Ano passado desejei entregar tudo, a vida desmoronando aos
bocados. Tudo sempre se danifica. Feito essas paredes nas quais mal encostamos
e os pedaços de reboco úmido esboroam, espalhando-se pelo chão. A sensação de
que o mundo está condenado.
A avó costumava dizer das coisas que não tinham mais
expectativa. Estão condenadas. Era uma sentença. Esta camisa está condenada,
esta comida está condenada, esta criança está condenada. Um arroz que a mãe
salgasse porque estava distraída pensando no pai: está condenado. Uma parede
que o pedreiro erguesse torta porque depois do almoço tomara uma pinga na
bodega antes de voltar ao trabalho: está condenada.
Quando minha mãe conheceu meu pai, ela uma menina e ele
também, a avó resmungou na soleira da porta de casa: está condenada.
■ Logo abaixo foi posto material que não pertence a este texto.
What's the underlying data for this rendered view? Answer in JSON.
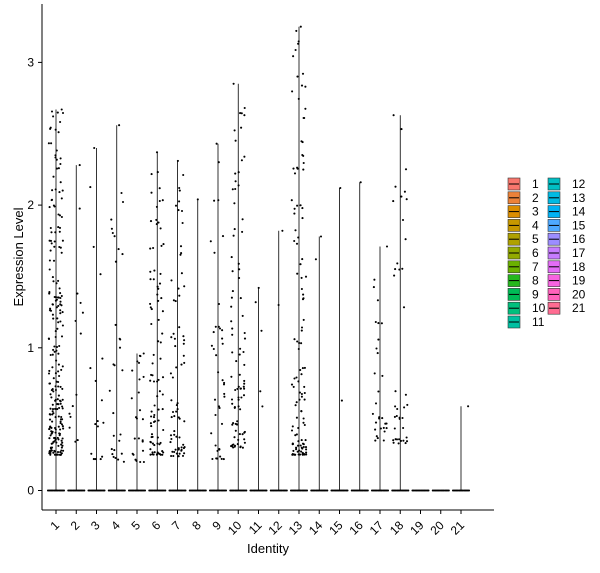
{
  "chart_data": {
    "type": "violin",
    "xlabel": "Identity",
    "ylabel": "Expression Level",
    "ylim": [
      -0.15,
      3.42
    ],
    "yticks": [
      0,
      1,
      2,
      3
    ],
    "grid": false,
    "legend_position": "right",
    "categories": [
      "1",
      "2",
      "3",
      "4",
      "5",
      "6",
      "7",
      "8",
      "9",
      "10",
      "11",
      "12",
      "13",
      "14",
      "15",
      "16",
      "17",
      "18",
      "19",
      "20",
      "21"
    ],
    "colors": [
      "#F8766D",
      "#EC8239",
      "#DB8E00",
      "#C79800",
      "#AFA100",
      "#93AA00",
      "#6BB100",
      "#25B71D",
      "#00BC56",
      "#00BF7D",
      "#00C0A1",
      "#00BFC4",
      "#00BAE3",
      "#00B2F5",
      "#4EA9FF",
      "#9C8DFF",
      "#C77CFF",
      "#E46CF6",
      "#F763E0",
      "#FF62BC",
      "#FF6C92"
    ],
    "max_values": [
      2.67,
      2.28,
      2.4,
      2.56,
      0.96,
      2.37,
      2.31,
      2.04,
      2.43,
      2.85,
      1.42,
      1.82,
      3.25,
      1.78,
      2.12,
      2.16,
      1.71,
      2.63,
      0.0,
      0.0,
      0.59
    ],
    "expressing_clusters": {
      "1": {
        "n": 230,
        "min": 0.25,
        "max": 2.67
      },
      "2": {
        "n": 14,
        "min": 0.28,
        "max": 2.28
      },
      "3": {
        "n": 18,
        "min": 0.22,
        "max": 2.4
      },
      "4": {
        "n": 30,
        "min": 0.2,
        "max": 2.56
      },
      "5": {
        "n": 25,
        "min": 0.2,
        "max": 0.96
      },
      "6": {
        "n": 90,
        "min": 0.25,
        "max": 2.37
      },
      "7": {
        "n": 70,
        "min": 0.24,
        "max": 2.31
      },
      "8": {
        "n": 1,
        "min": 2.04,
        "max": 2.04
      },
      "9": {
        "n": 40,
        "min": 0.22,
        "max": 2.43
      },
      "10": {
        "n": 90,
        "min": 0.3,
        "max": 2.85
      },
      "11": {
        "n": 5,
        "min": 0.57,
        "max": 1.42
      },
      "12": {
        "n": 2,
        "min": 1.3,
        "max": 1.82
      },
      "13": {
        "n": 120,
        "min": 0.25,
        "max": 3.25
      },
      "14": {
        "n": 2,
        "min": 1.62,
        "max": 1.78
      },
      "15": {
        "n": 2,
        "min": 0.63,
        "max": 2.12
      },
      "16": {
        "n": 1,
        "min": 2.16,
        "max": 2.16
      },
      "17": {
        "n": 30,
        "min": 0.35,
        "max": 1.71
      },
      "18": {
        "n": 40,
        "min": 0.33,
        "max": 2.63
      },
      "19": {
        "n": 0,
        "min": 0,
        "max": 0
      },
      "20": {
        "n": 0,
        "min": 0,
        "max": 0
      },
      "21": {
        "n": 1,
        "min": 0.59,
        "max": 0.59
      }
    }
  }
}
A mãe não
deu ouvidos. Jamais daria.
Precisei estar no sertão para descobrir que a água amolece e
o sol cresta e quase tudo é morto antes de nascer. É uma lei natural. Sempre
imaginei o contrário, mas não é. A água expande, convida ao movimento, o sol
impõe uma quietude que é também uma espera. Quem está sob o sol ou está morto
ou aguarda algo que possivelmente morreu.